Wednesday, June 25, 2008

i'm so thirsty

i spend a lot of money on water. i always feel like I'm gonna dry out. i can knock out a 20 fl oz bottle of water in two gulps. easy.
i have been so frustrated the past 3 days. all i wanted was to be somewhere at peace. the past 4 days my roommate has been watching the sopranos. its one thing to watch it on A&E. its another to be watching it on DVD unedited full porn thing. I'm just reminded of all the short comings i have. all the wonderful opportunities that I've missed. its hard enough to deal with these tiny terrible things on a daily basis, with the friends i have who do all the things i use to do and haunt me in terrible ways. all the things I've worked for have been forever away in the environment i am in. no one has helped me since I've gotten here. I've been on my own. I've tried so hard to remain a worthy priesthood holder. minus a few moments I've done so well. and after having a great few weeks i found myself trapped. trapped like i was a few years ago. all the things i want and have given up so much for. for all the struggles I've had, I'm still doing what i can. I've gone through these times with only heavenly beings and spirits helping me. if i can do this when won't i be blessed? what can't i do? i pray with every being in my heart tonight that these things and my faith will be like a stone and be pure.

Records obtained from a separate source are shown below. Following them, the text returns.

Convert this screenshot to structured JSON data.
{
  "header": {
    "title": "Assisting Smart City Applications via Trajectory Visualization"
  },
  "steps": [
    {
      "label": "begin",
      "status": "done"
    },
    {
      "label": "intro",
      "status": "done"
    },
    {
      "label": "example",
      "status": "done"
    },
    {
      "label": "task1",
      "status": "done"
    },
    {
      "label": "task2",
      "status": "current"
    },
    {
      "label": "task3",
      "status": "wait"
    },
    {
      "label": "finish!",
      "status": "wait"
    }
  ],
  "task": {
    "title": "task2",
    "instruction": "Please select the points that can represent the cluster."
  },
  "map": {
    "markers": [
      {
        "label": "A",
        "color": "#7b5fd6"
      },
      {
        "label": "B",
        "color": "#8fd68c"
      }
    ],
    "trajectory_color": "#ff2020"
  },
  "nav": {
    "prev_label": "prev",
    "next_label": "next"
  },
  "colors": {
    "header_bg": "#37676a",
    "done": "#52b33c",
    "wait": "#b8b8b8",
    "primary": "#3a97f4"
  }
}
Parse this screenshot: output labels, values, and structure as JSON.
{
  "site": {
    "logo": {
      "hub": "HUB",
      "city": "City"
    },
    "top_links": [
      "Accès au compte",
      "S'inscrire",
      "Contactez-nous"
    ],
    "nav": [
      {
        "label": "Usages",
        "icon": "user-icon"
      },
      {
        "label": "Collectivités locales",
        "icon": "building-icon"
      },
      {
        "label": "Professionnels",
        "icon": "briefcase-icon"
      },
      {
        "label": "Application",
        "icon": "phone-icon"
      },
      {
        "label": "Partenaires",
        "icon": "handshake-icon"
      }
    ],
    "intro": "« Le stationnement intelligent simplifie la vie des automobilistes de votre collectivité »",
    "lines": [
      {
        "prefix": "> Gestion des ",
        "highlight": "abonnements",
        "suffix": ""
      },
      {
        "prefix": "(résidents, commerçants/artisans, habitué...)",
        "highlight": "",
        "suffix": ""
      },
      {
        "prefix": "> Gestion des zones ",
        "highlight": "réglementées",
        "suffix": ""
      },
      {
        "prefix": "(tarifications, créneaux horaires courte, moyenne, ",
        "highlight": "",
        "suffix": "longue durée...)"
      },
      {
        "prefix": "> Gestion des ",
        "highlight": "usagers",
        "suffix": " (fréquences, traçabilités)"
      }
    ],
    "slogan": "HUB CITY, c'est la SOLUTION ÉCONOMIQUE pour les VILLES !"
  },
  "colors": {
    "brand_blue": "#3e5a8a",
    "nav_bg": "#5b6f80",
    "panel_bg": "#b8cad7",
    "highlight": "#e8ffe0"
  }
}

and when i had no hope i read this

D&C
54 They are they who are the church of the Firstborn.
55 They are they into whose hands the Father has given all things—
56 They are they who are priests and kings, who have received of his fullness, and of his glory;
57 And are priests of the Most High, after the order of Melchizedek, which was after the order of Enoch, which was after the order of the Only Begotten Son.
58 Wherefore, as it is written, they are gods, even the sons of God—
59 Wherefore, all things are theirs, whether life or death, or things present, or things to come, all are theirs and they are Christ’s, and Christ is God’s.
60 And they shall overcome all things.
61 Wherefore, let no man glory in man, but rather let him glory in God, who shall subdue all enemies under his feet.
62 These shall dwell in the presence of God and his Christ forever and ever.